Should the season be stopped? Possibly? Should MLB have put a halt to the season before it started? That’s the $64,000 question no one wants to answer for fear of saying what we are all thinking at the moment.

Miami Marlins CEO Derek Jeter has already spoken on this topic. And while more players outside the organization are placed on the I.L. with non-specific ailments, we are going to sit and wonder what is going on. It’s a time and place in baseball history that is unprecedented. And it’s a time in our world where health and safety matter more than balls and strikes.

The other question that is presented is what happens to the Marlin organization as players fall ill to this virus and the roster and taxi squad are turned upside down. Players who may not be ready for the Big Leagues may be forced into action.
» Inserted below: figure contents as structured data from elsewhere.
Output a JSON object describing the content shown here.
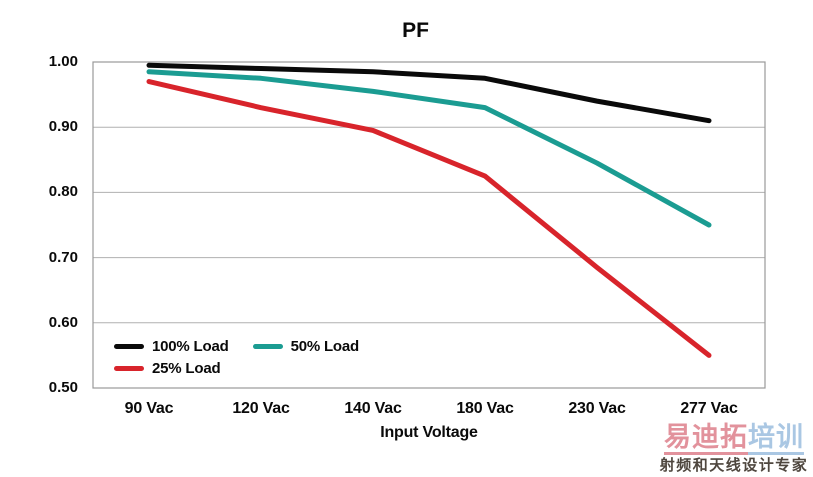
{
  "chart_data": {
    "type": "line",
    "title": "PF",
    "xlabel": "Input Voltage",
    "ylabel": "",
    "categories": [
      "90 Vac",
      "120 Vac",
      "140 Vac",
      "180 Vac",
      "230 Vac",
      "277 Vac"
    ],
    "y_ticks": [
      "1.00",
      "0.90",
      "0.80",
      "0.70",
      "0.60",
      "0.50"
    ],
    "y_tick_values": [
      1.0,
      0.9,
      0.8,
      0.7,
      0.6,
      0.5
    ],
    "ylim": [
      0.5,
      1.0
    ],
    "grid": "horizontal",
    "legend_position": "inside-bottom-left",
    "colors": {
      "gridline": "#b0b0b0",
      "plot_border": "#999999",
      "text": "#0a0a0a"
    },
    "series": [
      {
        "name": "100% Load",
        "color": "#0a0a0a",
        "values": [
          0.995,
          0.99,
          0.985,
          0.975,
          0.94,
          0.91
        ]
      },
      {
        "name": "50% Load",
        "color": "#1b9c92",
        "values": [
          0.985,
          0.975,
          0.955,
          0.93,
          0.845,
          0.75
        ]
      },
      {
        "name": "25% Load",
        "color": "#d8242b",
        "values": [
          0.97,
          0.93,
          0.895,
          0.825,
          0.685,
          0.55
        ]
      }
    ]
  },
  "watermark": {
    "brand_primary": "易迪拓",
    "brand_primary_color": "#e2929c",
    "brand_secondary": "培训",
    "brand_secondary_color": "#aac7e3",
    "tagline": "射频和天线设计专家",
    "tagline_color": "#4e463e"
  }
}
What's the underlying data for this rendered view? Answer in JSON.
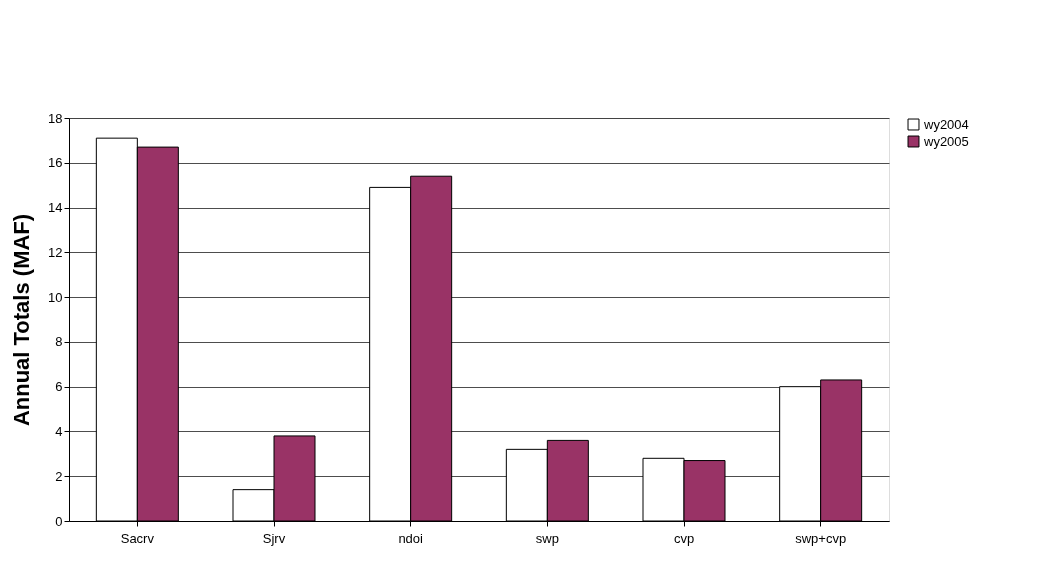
{
  "chart_data": {
    "type": "bar",
    "ylabel": "Annual Totals (MAF)",
    "categories": [
      "Sacrv",
      "Sjrv",
      "ndoi",
      "swp",
      "cvp",
      "swp+cvp"
    ],
    "series": [
      {
        "name": "wy2004",
        "color": "#ffffff",
        "values": [
          17.1,
          1.4,
          14.9,
          3.2,
          2.8,
          6.0
        ]
      },
      {
        "name": "wy2005",
        "color": "#993366",
        "values": [
          16.7,
          3.8,
          15.4,
          3.6,
          2.7,
          6.3
        ]
      }
    ],
    "ylim": [
      0,
      18
    ],
    "yticks": [
      0,
      2,
      4,
      6,
      8,
      10,
      12,
      14,
      16,
      18
    ],
    "grid": "y",
    "legend": "right"
  }
}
It’s exciting and scary in one gulp.

Cote agrees.

"“If only we had the luxury to be talkin’ baseball, to be excited about Miguel Rojas’ 7-for-10 start. “We don’t have that luxury. Not now,” he adds. “Not after starting pitcher Jose Urena, catcher Jorge Alfaro, infielder/outfielder Garrett Cooper and outfielder Harold Ramirez all missed Sunday’s game after testing positive. Not after eight more unnamed players and two coaches also have now tested positive, meaning at least 14 in total.”"
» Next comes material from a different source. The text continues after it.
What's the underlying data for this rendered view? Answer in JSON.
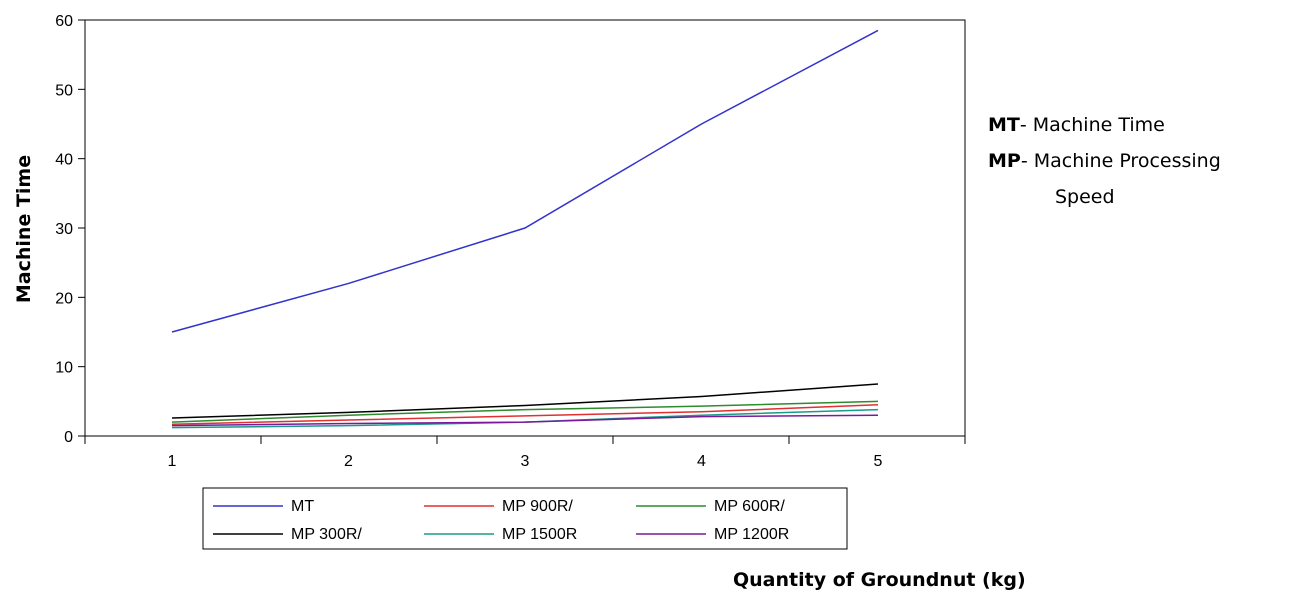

It’s hard to think the Marlins will get past this. Even if there is a completed season, the promise of a 2-1 start now looks to be hollow. How can this franchise – the one I have pumped up as a darkhorse playoff contender and many other analysts have written how impressed they are with talent in the minors and promise on the 30-man roster – move forward with success.

Even with 58 games remaining on the schedule, it feels like the Miami Marlins have been punched in the gut once more, the fan base potentially having to wait patiently after being asked to buy into the system. And again, the small-budget team with promising aspirations for the future has to wait their turn to find success.

I don’t know how this all plays out for the Miami Marlins. I do know I would not be surprised if the MLB season once again is placed on hold. But if that is the case, then end things until next spring. Make this an end to a story that is quickly becoming a nightmare.

Hopefully, MLB will take all of this into account and when the league comes back in the Spring of 2021, things will be different. And the talk about the Marlins won’t be about how this organization crashed the 2020 party. Rather it will be how they have enough talent to make a serious run at a winning season and potential playoff berth next year.